Vu l'appel interjeté le 24 Juin 2024 à 7h52 par Me Perrine DELLA SUDDA, avocate de [R] se disant Monsieur [W] [Y];

[R] se disant Monsieur [W] [Y] a comparu et a été entendu en ses explications. Il déclare : 'J'ai une adresse en France mais je ne sais pas où, c'est à [Localité 6], je viens d'arriver, je ne sais pas trop où. Je vous assure, j'ai une adresse. J'ai de la famille en France : Ma tante et mon cousin à [Localité 8]. J'ai de la famille en Tunisie : J'ai ma mère et mes 2 soeurs. Je suis en France depuis 3 ans. Je travaille sur [Localité 8], je suis venu à [Localité 6] pour récupérer de l'argent, je n'ai pas un travail déclaré. Je n'ai rien à dire. Je suis d'accord pour partir en Tunisie. Je n'ai rien compris, je ne sais pas pourquoi je suis ici, je n'ai rien compris devant le JLD, je ne suis pas au courant pour la prolongation de 28 jours. L'avocate de 1ère instance a évoqué avec moi l'appel. Je n'ai rien à ajouter.'

Son avocate a été régulièrement entendue. Elle demande à la cour d'infirmer l'ordonnance entreprise et d'ordonner la remise en liberté du retenu. A ces fins, elle soutient que le premier juge n'a pa répondu aux différents moyens soulevés devant lui. Par ailleurs, elle demande à la cour de relever d'office les moyens susceptibles d'emporter la mainlevée de la mesure de rétention en application de l'arrêt de la cour de justice de l'Union européenne en date du 8 novembre 2022. Elle considère que le contrôle d'identité de l'appelant réalisé sur la base des dispositions de l'article 78-2 alinéa 9 du code de procédure pénale est irrégulier, en ce qu'il ne précise pas les heures de début et de fin du contrôle. Elle soutient en outre que la preuve de l'habilitation de l'agent ayant consulté le fichier automatisé des empreintes digitales (FAED) n'est pas rapportée, ce qui vicie la procédure. Elle demande à la présente juridiction de contrôler cette habilitation. Elle pointe également le délai excessif de transfert entre le commissariat de police de [Localité 4] et le centre de rétention administrative de [Localité 6], reprochant à l'administration la prise en charge de [R] se disant Monsieur [W] [Y] par les fonctionnaires de police aux fins de transfert au centre de rétention une heure après la notification de la décision de placement en rétention. Elle argue enfin de l'irrecevabilité de la requête préfectorale en prolongation, faute de production de pièces justificatives utiles. Ainsi, elle estime que la production après le dépôt de la requête d'une version plus lisible de l'arrêté portant obligation de quitter le territoire, ainsi que l'éventuelle production lors de l'audience d'appel de la preuve de l'habilitation de l'agent ayant consulté le FAED ne permet pas de régulariser la carence initiale.

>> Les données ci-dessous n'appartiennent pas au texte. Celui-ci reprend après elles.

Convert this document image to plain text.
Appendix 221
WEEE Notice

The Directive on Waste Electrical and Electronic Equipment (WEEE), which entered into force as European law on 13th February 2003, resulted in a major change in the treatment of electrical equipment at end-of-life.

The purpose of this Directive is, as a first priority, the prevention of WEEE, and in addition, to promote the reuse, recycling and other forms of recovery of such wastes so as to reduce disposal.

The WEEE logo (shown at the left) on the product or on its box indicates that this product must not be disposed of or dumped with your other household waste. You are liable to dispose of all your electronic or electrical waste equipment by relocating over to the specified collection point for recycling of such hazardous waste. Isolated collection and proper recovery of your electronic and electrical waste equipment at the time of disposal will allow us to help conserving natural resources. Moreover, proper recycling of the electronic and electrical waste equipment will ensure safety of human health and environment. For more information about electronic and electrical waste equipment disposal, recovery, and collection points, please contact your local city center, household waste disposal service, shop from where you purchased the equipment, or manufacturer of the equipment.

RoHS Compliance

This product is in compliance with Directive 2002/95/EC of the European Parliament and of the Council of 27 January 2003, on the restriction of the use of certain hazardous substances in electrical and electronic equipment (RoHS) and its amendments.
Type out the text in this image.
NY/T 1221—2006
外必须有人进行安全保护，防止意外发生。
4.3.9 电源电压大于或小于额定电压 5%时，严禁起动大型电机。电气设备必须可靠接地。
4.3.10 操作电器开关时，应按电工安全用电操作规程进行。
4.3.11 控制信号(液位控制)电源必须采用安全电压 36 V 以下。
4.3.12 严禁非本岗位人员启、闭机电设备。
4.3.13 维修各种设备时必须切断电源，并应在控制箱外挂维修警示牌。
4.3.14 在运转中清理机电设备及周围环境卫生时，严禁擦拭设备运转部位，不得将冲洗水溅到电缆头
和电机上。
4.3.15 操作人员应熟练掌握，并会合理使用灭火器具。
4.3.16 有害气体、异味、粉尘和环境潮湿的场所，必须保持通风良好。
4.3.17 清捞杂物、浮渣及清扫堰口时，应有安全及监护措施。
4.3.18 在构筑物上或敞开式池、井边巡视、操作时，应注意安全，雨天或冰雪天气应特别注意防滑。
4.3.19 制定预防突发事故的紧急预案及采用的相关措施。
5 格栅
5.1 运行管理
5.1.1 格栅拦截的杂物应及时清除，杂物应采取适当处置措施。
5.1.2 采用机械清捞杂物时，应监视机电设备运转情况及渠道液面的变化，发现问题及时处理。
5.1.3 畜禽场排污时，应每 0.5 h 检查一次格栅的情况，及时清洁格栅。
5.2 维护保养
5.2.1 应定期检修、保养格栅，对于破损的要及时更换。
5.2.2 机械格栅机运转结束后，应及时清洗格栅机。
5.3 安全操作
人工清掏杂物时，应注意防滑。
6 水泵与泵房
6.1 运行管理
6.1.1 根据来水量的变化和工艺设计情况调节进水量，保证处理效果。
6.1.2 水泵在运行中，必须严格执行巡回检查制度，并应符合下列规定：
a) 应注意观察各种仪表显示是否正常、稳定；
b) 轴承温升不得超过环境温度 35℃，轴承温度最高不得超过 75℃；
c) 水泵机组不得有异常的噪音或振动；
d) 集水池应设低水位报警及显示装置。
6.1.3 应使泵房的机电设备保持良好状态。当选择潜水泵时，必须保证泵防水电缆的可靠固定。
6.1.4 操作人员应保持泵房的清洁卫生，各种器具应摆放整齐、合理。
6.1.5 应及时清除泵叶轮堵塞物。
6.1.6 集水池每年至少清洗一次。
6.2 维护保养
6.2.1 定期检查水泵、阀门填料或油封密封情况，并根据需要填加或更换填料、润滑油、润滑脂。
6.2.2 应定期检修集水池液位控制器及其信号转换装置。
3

Le préfet des Alpes-Maritimes, bien que régulièrement convoqué, n'était ni présent, ni représenté.

MOTIFS DE LA DÉCISION

1) Sur la recevabilité de l'appel

Aux termes des dispositions de l'article R743-10 du code de l'entrée et du séjour des étrangers et du droit d'asile (CESEDA), 'L'ordonnance du juge des libertés et de la détention est susceptible d'appel devant le premier président de la cour d'appel, dans les vingt-quatre heures de son prononcé, par l'étranger, le préfet de département et, à Paris, le préfet de police. Lorsque l'étranger n'assiste pas à l'audience, le délai court pour ce dernier à compter de la notification qui lui est faite. Le délai ainsi prévu est calculé et prorogé conformément aux articles 640 et 642 du code de procédure civile.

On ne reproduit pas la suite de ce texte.